After EJ Whitley chose Virginia Tech on Monday…we figured that it may be uplifting for some to briefly highlight a quick blurb we ran across in Sports Illustrated last week.
In a special to Sports Illustrated titled, ‘Unconventional thinking: Top QB recruits have made unexpected commitments’, recruiting analyst Mike Farrell mentioned NC State commitment, Mike Glennon in the following paragraph:
Centreville (Va.) Westfield quarterback Mike Glennon committed to N.C. State over offers from Michigan and others.
Glennon will learn his craft under N.C. State offensive coordinator Dana Bible. Bible coached current NFL quarterbacks Tim Hasselbeck, Brian St. Pierre and Quinton Porter at Boston College, and Bible is the man responsible for the development of 2007 Heisman Trophy sleeper Matt Ryan.
It is nice to see NC State recruiting get some play no matter where or how.
Unfortunately, the source of these comments is Mike Farrell who has an atrocious historical reputation of covering/commenting on recruiting in the Carolinas. This link will take you to an entry from last year (that also includes some links) to help explain Farrell’s historical record of ‘covering’ NC State recruiting.
The pain doesn’t end with NC State coverage.
For fun, check out this blog entry written by Mike Farrell in May of 2006. BY ITSELF, the entry and thought – titled “North Carolina Could Finally Break Through” – is as random and far fetched of a thought as one could contrive. But, when you factor in this attack on Chuck Amato (and rebuttal from SFN), your frame of reference on speculating the motivation behind Farrell’s entries obviously changes.
After UNC comprised the following records:
2000: 6-5
2001: 8-5
2002: 3-9
2003: 2-10
2004: 6-6
2005: 5-6
…Mike Farrell proclaimed:
The North Carolina football program has been on the cusp of a breakthrough for years. A program that has long lived in the shadow of basketball success, the Tar Heels have fallen just shy of a huge season a few times in the last decade. But with more talent in the state of North Carolina now than in any year in recent memory and a hungry coaching staff, a breakthrough seems closer than ever before.

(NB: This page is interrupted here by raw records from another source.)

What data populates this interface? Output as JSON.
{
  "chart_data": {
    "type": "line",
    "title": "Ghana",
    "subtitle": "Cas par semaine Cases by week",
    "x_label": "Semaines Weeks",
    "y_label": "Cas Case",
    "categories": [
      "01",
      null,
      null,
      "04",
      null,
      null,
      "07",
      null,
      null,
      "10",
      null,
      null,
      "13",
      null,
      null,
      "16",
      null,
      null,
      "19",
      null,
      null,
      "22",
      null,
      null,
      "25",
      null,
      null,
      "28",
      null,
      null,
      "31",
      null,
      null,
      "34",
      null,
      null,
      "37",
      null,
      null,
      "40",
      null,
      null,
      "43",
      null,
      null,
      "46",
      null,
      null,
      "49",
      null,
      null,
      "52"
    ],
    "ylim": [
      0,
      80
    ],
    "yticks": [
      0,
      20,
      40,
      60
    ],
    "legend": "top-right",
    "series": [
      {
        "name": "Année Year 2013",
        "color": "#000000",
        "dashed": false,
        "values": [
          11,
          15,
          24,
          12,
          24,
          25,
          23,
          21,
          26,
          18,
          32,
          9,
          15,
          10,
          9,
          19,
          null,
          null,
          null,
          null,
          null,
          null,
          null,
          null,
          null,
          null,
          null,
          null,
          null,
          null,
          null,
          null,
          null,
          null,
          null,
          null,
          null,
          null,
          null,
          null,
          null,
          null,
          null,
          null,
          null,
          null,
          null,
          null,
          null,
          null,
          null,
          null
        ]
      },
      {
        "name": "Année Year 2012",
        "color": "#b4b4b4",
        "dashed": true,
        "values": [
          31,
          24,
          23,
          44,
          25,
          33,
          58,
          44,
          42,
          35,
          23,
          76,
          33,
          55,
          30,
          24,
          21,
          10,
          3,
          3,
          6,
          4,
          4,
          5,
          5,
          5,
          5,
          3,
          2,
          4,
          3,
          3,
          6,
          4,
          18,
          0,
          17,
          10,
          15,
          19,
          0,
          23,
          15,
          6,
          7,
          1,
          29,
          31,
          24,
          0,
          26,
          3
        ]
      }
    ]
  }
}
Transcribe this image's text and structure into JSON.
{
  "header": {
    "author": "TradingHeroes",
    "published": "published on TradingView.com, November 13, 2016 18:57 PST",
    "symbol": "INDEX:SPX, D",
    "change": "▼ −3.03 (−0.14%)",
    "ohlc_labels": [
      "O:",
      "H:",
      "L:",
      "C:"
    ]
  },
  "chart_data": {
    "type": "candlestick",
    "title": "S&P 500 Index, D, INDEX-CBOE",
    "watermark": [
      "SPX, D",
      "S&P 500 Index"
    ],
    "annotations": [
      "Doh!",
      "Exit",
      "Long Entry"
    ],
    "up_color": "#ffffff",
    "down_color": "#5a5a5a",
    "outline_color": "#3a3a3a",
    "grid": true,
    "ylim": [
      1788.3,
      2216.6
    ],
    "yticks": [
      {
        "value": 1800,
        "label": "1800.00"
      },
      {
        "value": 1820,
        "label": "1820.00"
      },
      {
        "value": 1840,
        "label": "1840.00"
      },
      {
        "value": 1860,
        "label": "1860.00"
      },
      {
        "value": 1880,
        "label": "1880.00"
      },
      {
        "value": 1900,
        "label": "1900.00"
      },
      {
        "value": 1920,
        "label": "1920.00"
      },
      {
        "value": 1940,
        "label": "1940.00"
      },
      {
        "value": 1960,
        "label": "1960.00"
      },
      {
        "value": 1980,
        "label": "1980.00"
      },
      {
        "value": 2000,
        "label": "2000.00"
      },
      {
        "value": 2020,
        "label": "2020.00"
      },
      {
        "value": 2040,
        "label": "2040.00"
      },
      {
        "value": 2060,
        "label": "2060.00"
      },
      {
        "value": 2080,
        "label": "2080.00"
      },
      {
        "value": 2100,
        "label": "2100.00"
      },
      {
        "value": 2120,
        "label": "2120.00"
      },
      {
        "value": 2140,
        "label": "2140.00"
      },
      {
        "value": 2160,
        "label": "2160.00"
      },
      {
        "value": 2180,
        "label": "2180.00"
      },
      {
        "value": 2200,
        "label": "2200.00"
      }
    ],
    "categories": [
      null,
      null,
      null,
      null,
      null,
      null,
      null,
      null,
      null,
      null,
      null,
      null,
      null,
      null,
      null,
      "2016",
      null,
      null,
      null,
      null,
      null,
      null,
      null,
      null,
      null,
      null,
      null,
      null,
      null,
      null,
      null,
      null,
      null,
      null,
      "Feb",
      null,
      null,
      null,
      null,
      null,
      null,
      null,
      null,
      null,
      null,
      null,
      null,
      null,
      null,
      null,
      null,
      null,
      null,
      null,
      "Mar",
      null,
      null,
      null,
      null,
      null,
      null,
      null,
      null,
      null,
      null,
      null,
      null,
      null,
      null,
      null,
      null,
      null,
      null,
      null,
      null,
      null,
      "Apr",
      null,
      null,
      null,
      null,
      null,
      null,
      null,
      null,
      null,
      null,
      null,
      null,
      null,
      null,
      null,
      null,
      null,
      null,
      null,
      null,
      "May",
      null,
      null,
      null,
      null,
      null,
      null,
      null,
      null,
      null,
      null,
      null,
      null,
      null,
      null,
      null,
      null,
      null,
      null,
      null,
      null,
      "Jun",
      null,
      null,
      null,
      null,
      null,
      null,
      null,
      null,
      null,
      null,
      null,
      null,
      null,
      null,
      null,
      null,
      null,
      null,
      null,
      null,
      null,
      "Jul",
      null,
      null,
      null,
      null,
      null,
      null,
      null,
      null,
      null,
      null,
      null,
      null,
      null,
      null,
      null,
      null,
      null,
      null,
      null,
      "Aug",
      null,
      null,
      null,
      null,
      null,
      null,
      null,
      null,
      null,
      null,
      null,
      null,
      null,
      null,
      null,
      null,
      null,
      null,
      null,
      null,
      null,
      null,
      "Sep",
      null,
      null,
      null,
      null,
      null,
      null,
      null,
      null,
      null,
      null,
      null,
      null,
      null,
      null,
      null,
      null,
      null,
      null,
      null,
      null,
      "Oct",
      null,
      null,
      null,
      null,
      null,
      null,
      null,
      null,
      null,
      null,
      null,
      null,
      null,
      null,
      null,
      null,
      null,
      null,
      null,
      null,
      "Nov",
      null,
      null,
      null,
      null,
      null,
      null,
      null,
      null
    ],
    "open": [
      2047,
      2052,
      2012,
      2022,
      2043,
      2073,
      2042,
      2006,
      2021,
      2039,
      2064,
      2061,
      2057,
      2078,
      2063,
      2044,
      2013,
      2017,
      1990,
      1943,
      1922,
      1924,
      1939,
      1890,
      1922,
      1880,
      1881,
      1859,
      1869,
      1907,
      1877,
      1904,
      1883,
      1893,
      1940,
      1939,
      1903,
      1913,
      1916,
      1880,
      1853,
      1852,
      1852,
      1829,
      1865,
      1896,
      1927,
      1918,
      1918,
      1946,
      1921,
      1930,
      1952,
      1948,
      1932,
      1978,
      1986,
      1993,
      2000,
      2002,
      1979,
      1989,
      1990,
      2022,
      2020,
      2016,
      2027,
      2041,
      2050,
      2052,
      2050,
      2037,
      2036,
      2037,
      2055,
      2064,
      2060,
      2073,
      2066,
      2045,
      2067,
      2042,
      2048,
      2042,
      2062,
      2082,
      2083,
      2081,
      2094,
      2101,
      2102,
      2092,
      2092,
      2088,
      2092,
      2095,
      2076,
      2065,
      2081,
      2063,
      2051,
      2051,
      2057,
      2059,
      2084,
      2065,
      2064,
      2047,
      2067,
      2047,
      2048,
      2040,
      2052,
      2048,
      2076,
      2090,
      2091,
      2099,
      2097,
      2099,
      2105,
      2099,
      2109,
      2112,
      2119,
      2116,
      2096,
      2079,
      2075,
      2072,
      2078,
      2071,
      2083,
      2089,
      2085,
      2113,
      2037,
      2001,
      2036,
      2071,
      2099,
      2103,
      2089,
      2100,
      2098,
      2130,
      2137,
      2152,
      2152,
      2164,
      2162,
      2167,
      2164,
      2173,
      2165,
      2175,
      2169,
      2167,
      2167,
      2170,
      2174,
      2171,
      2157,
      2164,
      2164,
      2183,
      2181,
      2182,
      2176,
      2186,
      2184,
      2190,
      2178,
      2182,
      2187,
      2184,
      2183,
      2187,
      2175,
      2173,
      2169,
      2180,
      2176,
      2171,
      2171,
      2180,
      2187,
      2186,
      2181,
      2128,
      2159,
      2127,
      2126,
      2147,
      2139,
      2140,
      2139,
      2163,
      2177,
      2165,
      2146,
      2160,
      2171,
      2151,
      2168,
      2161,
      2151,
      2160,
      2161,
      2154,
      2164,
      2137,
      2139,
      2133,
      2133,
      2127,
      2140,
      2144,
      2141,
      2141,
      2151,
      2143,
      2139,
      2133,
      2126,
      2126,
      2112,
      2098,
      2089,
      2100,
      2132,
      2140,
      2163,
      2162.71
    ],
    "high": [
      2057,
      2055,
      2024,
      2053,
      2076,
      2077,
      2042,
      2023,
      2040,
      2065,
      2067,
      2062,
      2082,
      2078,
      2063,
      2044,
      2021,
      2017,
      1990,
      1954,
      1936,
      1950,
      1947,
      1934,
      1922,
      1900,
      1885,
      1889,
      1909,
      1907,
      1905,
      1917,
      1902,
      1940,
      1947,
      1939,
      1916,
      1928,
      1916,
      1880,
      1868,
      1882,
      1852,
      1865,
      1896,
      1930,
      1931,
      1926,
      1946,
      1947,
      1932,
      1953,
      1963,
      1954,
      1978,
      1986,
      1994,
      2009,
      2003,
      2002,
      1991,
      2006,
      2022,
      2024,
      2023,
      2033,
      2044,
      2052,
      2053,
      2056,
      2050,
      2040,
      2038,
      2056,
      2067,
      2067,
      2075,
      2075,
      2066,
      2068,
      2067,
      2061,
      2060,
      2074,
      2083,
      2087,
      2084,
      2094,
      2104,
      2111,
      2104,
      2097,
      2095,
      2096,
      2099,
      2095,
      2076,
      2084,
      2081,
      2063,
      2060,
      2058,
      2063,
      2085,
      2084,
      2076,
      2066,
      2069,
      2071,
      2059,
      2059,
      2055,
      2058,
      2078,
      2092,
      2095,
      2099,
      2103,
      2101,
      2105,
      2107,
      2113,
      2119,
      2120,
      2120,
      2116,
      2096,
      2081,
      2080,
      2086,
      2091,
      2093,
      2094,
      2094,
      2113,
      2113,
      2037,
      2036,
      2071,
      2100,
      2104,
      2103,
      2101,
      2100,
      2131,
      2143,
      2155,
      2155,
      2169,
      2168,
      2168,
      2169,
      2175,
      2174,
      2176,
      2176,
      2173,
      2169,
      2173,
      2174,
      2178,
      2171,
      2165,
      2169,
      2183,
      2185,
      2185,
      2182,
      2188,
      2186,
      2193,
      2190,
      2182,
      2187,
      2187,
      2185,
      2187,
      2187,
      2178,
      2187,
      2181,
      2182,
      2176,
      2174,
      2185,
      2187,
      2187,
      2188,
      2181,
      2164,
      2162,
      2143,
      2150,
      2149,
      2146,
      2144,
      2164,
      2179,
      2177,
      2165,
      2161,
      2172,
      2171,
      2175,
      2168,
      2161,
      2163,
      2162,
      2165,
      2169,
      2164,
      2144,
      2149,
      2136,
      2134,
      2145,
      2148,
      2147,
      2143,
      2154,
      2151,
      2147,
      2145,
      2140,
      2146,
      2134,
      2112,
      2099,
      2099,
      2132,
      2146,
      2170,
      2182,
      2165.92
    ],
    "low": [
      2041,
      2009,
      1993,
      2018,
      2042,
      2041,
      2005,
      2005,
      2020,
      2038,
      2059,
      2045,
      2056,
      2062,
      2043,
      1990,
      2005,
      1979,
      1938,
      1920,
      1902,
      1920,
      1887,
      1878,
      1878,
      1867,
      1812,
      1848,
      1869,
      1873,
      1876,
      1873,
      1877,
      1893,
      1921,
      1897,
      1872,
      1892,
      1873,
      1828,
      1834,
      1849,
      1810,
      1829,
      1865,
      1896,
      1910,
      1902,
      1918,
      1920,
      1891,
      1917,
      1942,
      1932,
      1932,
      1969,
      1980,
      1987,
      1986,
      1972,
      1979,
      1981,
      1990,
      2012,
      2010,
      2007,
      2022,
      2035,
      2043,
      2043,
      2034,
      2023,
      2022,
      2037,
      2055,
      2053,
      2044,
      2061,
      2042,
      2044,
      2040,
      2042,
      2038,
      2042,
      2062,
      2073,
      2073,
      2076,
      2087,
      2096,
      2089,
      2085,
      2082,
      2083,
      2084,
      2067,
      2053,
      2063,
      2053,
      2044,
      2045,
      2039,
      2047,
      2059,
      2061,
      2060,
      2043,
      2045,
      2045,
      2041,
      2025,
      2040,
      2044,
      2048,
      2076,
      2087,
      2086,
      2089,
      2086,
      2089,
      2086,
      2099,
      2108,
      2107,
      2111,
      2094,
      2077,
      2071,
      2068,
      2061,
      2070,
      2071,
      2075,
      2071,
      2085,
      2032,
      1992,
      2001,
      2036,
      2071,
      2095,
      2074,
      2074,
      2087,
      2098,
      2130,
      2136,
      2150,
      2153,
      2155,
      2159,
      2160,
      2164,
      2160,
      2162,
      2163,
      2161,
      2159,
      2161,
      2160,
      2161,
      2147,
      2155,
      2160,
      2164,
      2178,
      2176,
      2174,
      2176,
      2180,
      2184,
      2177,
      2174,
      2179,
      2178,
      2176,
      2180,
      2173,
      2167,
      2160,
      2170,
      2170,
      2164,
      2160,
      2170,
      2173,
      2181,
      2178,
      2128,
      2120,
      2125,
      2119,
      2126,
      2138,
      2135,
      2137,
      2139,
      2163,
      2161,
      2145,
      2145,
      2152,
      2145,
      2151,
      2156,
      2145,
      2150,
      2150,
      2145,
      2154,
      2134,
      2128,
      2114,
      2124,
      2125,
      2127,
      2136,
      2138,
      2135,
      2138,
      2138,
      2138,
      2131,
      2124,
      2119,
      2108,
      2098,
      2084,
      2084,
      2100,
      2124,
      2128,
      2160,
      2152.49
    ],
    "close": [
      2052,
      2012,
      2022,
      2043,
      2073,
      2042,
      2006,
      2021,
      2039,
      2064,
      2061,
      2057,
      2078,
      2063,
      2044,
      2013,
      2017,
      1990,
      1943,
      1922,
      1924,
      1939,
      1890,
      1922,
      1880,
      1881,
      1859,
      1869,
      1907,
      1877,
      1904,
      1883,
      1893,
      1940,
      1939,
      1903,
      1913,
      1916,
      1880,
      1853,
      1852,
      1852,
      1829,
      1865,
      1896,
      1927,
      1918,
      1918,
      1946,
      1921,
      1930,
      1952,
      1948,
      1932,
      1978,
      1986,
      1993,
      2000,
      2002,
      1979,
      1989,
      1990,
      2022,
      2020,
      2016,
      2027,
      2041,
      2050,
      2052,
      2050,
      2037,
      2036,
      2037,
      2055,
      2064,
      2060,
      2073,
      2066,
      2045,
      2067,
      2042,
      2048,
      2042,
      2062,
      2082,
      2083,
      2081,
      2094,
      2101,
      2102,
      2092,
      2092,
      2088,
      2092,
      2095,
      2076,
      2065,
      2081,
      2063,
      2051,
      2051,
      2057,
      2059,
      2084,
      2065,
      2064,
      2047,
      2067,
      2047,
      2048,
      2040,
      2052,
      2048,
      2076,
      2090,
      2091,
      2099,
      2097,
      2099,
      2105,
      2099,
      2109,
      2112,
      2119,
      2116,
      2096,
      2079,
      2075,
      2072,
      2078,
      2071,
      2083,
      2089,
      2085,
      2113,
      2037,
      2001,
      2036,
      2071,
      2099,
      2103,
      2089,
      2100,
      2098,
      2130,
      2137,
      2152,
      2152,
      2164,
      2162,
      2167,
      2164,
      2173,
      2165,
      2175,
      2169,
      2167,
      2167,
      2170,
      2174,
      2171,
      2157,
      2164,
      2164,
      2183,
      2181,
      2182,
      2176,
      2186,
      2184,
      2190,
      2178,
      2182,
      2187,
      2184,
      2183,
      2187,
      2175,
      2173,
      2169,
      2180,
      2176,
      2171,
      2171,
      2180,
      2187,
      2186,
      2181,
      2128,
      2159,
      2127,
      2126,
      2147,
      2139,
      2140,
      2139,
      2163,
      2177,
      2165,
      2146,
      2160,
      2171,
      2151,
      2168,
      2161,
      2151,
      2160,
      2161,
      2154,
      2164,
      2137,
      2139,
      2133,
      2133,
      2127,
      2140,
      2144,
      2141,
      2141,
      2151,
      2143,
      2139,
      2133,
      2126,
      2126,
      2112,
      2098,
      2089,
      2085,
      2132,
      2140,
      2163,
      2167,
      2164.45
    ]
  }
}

UNC has been labeled as a “sleeping giant” for years based on the above criteria coupled with a lack of consistent success. The term is one fans both hate and embrace, detesting the notion that their program should be great but isn’t while clinging to hope that it wouldn’t take much to turn things around.
The ACC be warned, this “sleeping giant” could awaken soon.
How did that “breakthrough” work out in the 2006 season?